Development of Classification Indices to Treat a Variety of Texts

Abbreviation:Text Classification Indices
Project Leader:KASHINO Wakako
Associate Professor, Department of Corpus Studies, NINJAL
Research field:Japanese Linguistics
Keywords:Text classification, Writing style, Corpus

Summary

The text classification indices for books that are commonly available are limited to NDC, used for genre classification and Japan book classification codes (C codes), used for marketing targets and sales outlets. They are not sufficient for studying texts and using corpora linguistically. This project aims to design and verify a classification scheme for handling a variety of formats, contents, and expressions necessary for text research and utilization of corpora in connection with book texts.

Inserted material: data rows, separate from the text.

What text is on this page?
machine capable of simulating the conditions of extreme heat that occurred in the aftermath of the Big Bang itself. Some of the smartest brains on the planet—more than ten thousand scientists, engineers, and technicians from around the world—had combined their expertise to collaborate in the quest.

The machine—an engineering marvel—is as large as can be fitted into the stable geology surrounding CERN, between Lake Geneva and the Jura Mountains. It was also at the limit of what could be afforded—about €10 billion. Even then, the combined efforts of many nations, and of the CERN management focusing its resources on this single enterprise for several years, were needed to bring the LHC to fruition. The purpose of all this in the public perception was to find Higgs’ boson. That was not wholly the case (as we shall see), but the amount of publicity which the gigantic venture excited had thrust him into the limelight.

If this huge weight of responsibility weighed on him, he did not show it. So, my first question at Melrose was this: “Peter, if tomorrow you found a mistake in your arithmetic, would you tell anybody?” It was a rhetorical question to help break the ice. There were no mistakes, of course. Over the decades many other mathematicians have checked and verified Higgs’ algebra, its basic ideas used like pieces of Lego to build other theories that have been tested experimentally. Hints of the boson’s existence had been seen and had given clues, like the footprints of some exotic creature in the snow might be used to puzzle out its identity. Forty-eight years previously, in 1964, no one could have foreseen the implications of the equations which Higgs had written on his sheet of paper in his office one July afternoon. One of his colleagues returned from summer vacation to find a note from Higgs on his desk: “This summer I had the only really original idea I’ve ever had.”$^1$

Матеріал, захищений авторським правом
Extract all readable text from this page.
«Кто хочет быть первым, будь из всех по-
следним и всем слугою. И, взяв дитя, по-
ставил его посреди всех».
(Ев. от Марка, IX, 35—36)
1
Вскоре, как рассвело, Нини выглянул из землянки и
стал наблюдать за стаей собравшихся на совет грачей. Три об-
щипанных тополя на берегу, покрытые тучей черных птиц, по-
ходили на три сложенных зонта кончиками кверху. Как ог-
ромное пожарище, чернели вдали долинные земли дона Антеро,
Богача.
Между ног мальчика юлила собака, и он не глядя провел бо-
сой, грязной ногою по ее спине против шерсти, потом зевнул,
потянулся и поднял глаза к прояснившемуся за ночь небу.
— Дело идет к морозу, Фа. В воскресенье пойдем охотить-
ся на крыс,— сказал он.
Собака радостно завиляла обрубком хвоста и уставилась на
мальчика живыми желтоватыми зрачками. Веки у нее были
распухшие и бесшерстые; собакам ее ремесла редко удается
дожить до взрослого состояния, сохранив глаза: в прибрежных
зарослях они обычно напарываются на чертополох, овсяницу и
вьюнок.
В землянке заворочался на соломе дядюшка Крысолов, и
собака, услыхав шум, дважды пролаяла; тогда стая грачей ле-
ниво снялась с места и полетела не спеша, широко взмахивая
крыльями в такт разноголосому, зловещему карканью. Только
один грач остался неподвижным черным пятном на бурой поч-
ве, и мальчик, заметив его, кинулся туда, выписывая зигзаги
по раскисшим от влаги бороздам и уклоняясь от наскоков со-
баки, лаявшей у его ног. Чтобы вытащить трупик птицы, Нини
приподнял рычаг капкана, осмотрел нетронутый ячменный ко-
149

First, an index is provided to indicate whether the text structure is a simple type (e.g., chapter and verse structure) or an atypical type (e.g., conversation, Q&A format, illustrations, a glossary, etc.). Second, an index is provided to classify texts with simple structure according to the features of their content and expression: difficult or easy, stiff or relaxed, polite or informal, written or spoken, subjective or objective, etc.

The classification indices will be assigned manually or automatically to the more than 10,000 text examples to be included in the Balanced Corpus of Contemporary Written Japanese, and will be verified systematically.